Un marcia da Roma a Katowice e altre iniziative in alcuni territori hanno coinvolto anche il nostro Paese, contrassegnato da tante vertenze ambientali e sociali tutte indirettamente legate al tema del clima come le lotte NoTav, NoTap, NoTriv, ecc. che in qualche modo hanno fatto sentire la loro voce.
Una opposizione che però rimane molto frammentata e poco visibile nonostante la sensibilità sul tema risulti sempre più ampia tra i popoli del mondo.

La necessità della prospettiva strategica del socialismo
Alla base quindi di una vertenza comune che possa essere partecipata ed incisiva, va posta la lotta per un sistema economico differente, e non per una falsa e illusoria nuova versione del capitalismo poiché è proprio quest’ultimo l’origine di tutti i mali sociali, inclusi quelli ambientali. Se si riconosce che questa situazione e l’empasse che ne consegue in termini di politiche energetiche risolutive è responsabilità dei “signori di un capitalismo finanziario, estrattivo e predatorio che domina il pianeta” le cui conseguenze sono subite dalla “moltitudine sterminata dei popoli e delle comunità (…) i cui profughi e migranti cercano di varcare, da soli o in carovana, i confini di un mondo protetto”, come afferma anche “Il Manifesto”, che cosa si aspetta a mettere al centro del dibattito la questione del socialismo?

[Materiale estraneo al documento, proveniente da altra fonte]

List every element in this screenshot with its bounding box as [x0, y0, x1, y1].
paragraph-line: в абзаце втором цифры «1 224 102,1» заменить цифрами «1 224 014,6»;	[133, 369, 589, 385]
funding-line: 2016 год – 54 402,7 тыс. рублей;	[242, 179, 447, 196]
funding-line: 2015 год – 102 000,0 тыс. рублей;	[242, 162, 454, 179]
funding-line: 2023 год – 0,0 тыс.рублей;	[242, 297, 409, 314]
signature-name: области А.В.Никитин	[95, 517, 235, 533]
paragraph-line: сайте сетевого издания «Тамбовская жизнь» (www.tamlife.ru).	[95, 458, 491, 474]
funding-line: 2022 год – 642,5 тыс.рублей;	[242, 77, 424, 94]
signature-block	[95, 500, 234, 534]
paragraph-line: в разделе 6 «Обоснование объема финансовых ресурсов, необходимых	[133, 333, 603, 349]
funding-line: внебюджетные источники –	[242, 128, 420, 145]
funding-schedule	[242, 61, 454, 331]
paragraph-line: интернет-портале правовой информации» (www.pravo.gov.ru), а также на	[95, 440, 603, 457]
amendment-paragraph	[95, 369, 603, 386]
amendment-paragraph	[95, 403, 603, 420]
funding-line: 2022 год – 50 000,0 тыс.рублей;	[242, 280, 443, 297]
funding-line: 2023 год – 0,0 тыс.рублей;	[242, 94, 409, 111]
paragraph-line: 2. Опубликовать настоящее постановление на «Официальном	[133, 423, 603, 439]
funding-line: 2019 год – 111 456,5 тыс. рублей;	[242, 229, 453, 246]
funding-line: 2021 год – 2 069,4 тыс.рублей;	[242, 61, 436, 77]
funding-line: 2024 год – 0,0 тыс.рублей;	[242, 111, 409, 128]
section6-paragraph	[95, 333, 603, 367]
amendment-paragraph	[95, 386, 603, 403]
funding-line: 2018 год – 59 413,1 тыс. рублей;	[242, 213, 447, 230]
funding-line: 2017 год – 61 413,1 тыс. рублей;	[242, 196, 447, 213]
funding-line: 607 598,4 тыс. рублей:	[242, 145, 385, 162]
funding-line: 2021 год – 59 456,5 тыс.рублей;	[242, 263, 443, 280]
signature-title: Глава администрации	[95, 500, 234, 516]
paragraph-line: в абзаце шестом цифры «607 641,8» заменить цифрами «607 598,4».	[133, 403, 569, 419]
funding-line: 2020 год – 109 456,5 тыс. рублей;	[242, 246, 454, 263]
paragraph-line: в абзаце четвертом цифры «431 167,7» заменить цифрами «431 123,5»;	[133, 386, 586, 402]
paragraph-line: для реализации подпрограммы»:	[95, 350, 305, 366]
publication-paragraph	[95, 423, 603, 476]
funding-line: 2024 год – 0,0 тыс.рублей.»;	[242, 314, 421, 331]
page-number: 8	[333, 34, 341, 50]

È con il socialismo che, in ultima analisi, sarà possibile per tutti avere un lavoro libero, che tenga di conto dell’ambiente in tutti i suoi settori produttivi a partire dall’energetico, per arrivare alla mobilità, all’agricoltura ed alla conseguente qualità dell’alimentazione, alla salvaguardia del territorio e della salute, poiché è il marcio profitto capitalista che induce aziende e governi a rendere subalterni questi temi di profondo carattere sociale al profitto stesso che rimane l’unico obiettivo da raggiungere nel minor tempo possibile.
“Il tempo è adesso”, soprattutto per il socialismo. Mentre l'imperialismo e il sistema economico capitalistico trasformano in un inferno la vita dei popoli e condannano il pianeta alla catastrofe climatica.